Se resultar das respostas às duas primeiras questões prejudiciais que o órgão jurisdicional ao qual foi submetido um pedido nos termos do artigo 35.o do [Regulamento n.o 1215/12] é competente, os requisitos para serem decretadas medidas cautelares nos termos do artigo 35.o [Regulamento n.o 1215/12] devem ser interpretados de forma autónoma? Deve ficar desaplicada uma norma que, num caso como o presente, não autoriza que seja decretada uma medida cautelar contra um organismo público?»

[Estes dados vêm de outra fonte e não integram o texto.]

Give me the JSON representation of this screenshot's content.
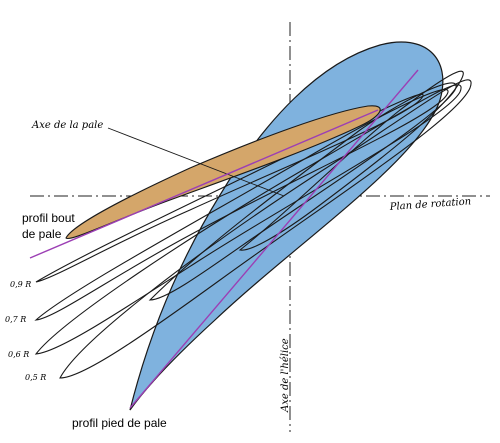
{
  "labels": {
    "axe_pale": "Axe de la pale",
    "plan_rotation": "Plan de rotation",
    "axe_helice": "Axe de l'hélice",
    "profil_bout": [
      "profil bout",
      "de pale"
    ],
    "profil_pied": "profil pied de pale",
    "sections": [
      "0,9 R",
      "0,7 R",
      "0,6 R",
      "0,5 R"
    ]
  },
  "colors": {
    "root_profile_fill": "#7fb2de",
    "tip_profile_fill": "#d4a66a",
    "blade_axis_line": "#9c3fb4",
    "outline": "#1a1a1a"
  }
}
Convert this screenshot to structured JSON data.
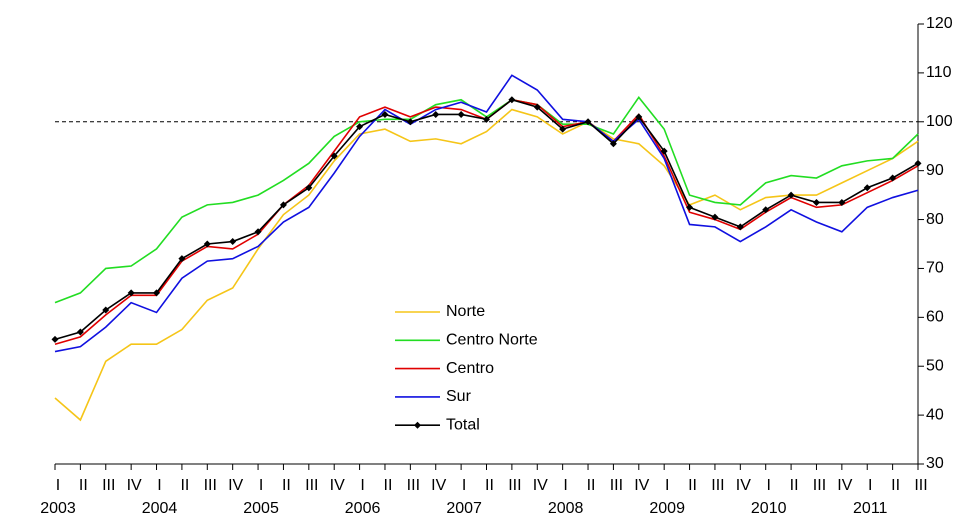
{
  "chart_data": {
    "type": "line",
    "categories": [
      "I",
      "II",
      "III",
      "IV",
      "I",
      "II",
      "III",
      "IV",
      "I",
      "II",
      "III",
      "IV",
      "I",
      "II",
      "III",
      "IV",
      "I",
      "II",
      "III",
      "IV",
      "I",
      "II",
      "III",
      "IV",
      "I",
      "II",
      "III",
      "IV",
      "I",
      "II",
      "III",
      "IV",
      "I",
      "II",
      "III"
    ],
    "years": [
      "2003",
      "2004",
      "2005",
      "2006",
      "2007",
      "2008",
      "2009",
      "2010",
      "2011"
    ],
    "series": [
      {
        "name": "Norte",
        "color": "#f5c518",
        "values": [
          43.5,
          39,
          51,
          54.5,
          54.5,
          57.5,
          63.5,
          66,
          74,
          81,
          85,
          92,
          97.5,
          98.5,
          96,
          96.5,
          95.5,
          98,
          102.5,
          101,
          97.5,
          100,
          96.5,
          95.5,
          91,
          83,
          85,
          82,
          84.5,
          85,
          85,
          87.5,
          90,
          92.5,
          96
        ]
      },
      {
        "name": "Centro Norte",
        "color": "#22dd22",
        "values": [
          63,
          65,
          70,
          70.5,
          74,
          80.5,
          83,
          83.5,
          85,
          88,
          91.5,
          97,
          100,
          100.5,
          100.5,
          103.5,
          104.5,
          101,
          104.5,
          103.5,
          99.5,
          99.5,
          97.5,
          105,
          98.5,
          85,
          83.5,
          83,
          87.5,
          89,
          88.5,
          91,
          92,
          92.5,
          97.5
        ]
      },
      {
        "name": "Centro",
        "color": "#e00000",
        "values": [
          54.5,
          56,
          60.5,
          64.5,
          64.5,
          71.5,
          74.5,
          74,
          77,
          83,
          87,
          94,
          101,
          103,
          101,
          103,
          102.5,
          100.5,
          104.5,
          103.5,
          99,
          100,
          96,
          101.5,
          93,
          81.5,
          80,
          78,
          81.5,
          84.5,
          82.5,
          83,
          85.5,
          88,
          91
        ]
      },
      {
        "name": "Sur",
        "color": "#1010e0",
        "values": [
          53,
          54,
          58,
          63,
          61,
          68,
          71.5,
          72,
          74.5,
          79.5,
          82.5,
          89.5,
          97,
          102.5,
          99.5,
          102.5,
          104,
          102,
          109.5,
          106.5,
          100.5,
          100,
          96,
          100.5,
          92.5,
          79,
          78.5,
          75.5,
          78.5,
          82,
          79.5,
          77.5,
          82.5,
          84.5,
          86
        ]
      },
      {
        "name": "Total",
        "color": "#000000",
        "markers": true,
        "values": [
          55.5,
          57,
          61.5,
          65,
          65,
          72,
          75,
          75.5,
          77.5,
          83,
          86.5,
          93,
          99,
          101.5,
          100,
          101.5,
          101.5,
          100.5,
          104.5,
          103,
          98.5,
          100,
          95.5,
          101,
          94,
          82.5,
          80.5,
          78.5,
          82,
          85,
          83.5,
          83.5,
          86.5,
          88.5,
          91.5
        ]
      }
    ],
    "reference_line": 100,
    "ylim": [
      30,
      120
    ],
    "yticks": [
      30,
      40,
      50,
      60,
      70,
      80,
      90,
      100,
      110,
      120
    ]
  }
}
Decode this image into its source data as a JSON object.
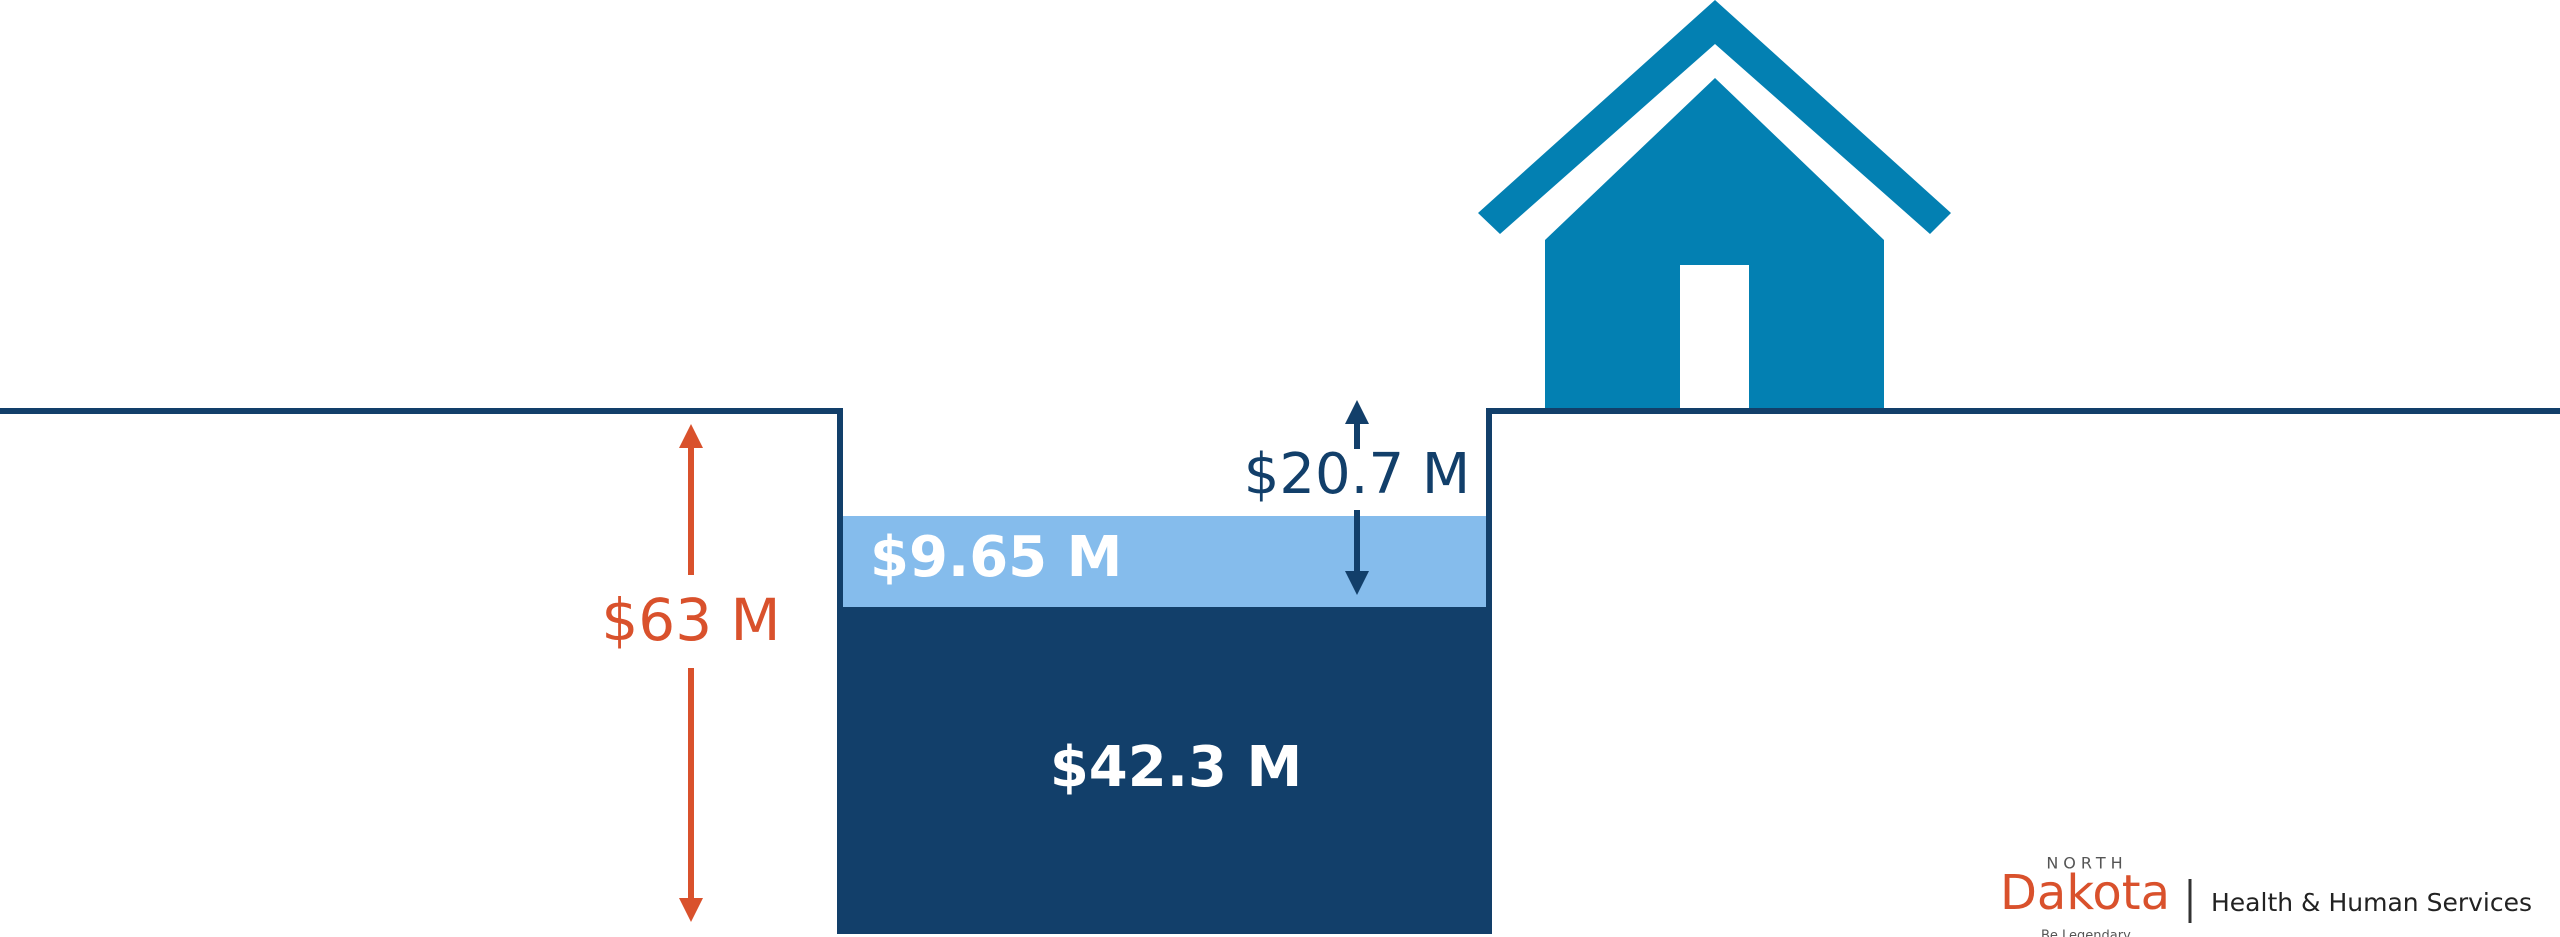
{
  "labels": {
    "total": "$63 M",
    "upper": "$9.65 M",
    "lower": "$42.3 M",
    "gap": "$20.7 M"
  },
  "logo": {
    "state_top": "NORTH",
    "state": "Dakota",
    "agency": "Health & Human Services",
    "tagline": "Be Legendary."
  }
}
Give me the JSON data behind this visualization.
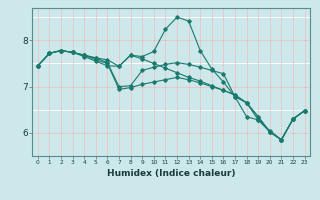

III. Tramitação do processo no Tribunal de Justiça

26.

O pedido de decisão prejudicial foi registado no Tribunal de Justiça em 5 de novembro de 2020. Foi indeferido o pedido para o submeter a tramitação acelerada, prevista no artigo 105.o do Regulamento de Processo do Tribunal de Justiça.

27.

Apresentaram observações escritas a TOTO — Costruzioni Generali, a Vianini Lavori, a República da Polónia e a Comissão Europeia. Todas, bem como o Tesouro Público polaco, intervieram na audiência que se realizou em 15 de julho de 2021.

IV. Análise

28.

Como já referi, as minhas conclusões limitar‑se‑ão à segunda questão prejudicial. Esta tem por objeto, em síntese, a relação entre órgãos jurisdicionais de diferentes Estados‑Membros aos quais são submetidos pedidos sucessivos de medidas provisórias ou cautelares em aplicação do Regulamento n.o 1215/2012.

29.

Para responder a esta questão, é necessário proceder à interpretação do artigo 35.o do Regulamento n.o 1215/2012, o que permitirá determinar se um órgão jurisdicional (neste caso, um tribunal búlgaro) que não tem competência para conhecer do mérito da causa pode decretar medidas provisórias e cautelares quando o órgão jurisdicional competente para conhecer do mérito (neste caso, um tribunal polaco) já se pronunciou sobre um pedido idêntico.

30.

Antes de sugerir uma resposta a esta questão, procederei à análise de alguns aspetos gerais do Regulamento n.o 1215/2012 que nos podem ajudar a refletir.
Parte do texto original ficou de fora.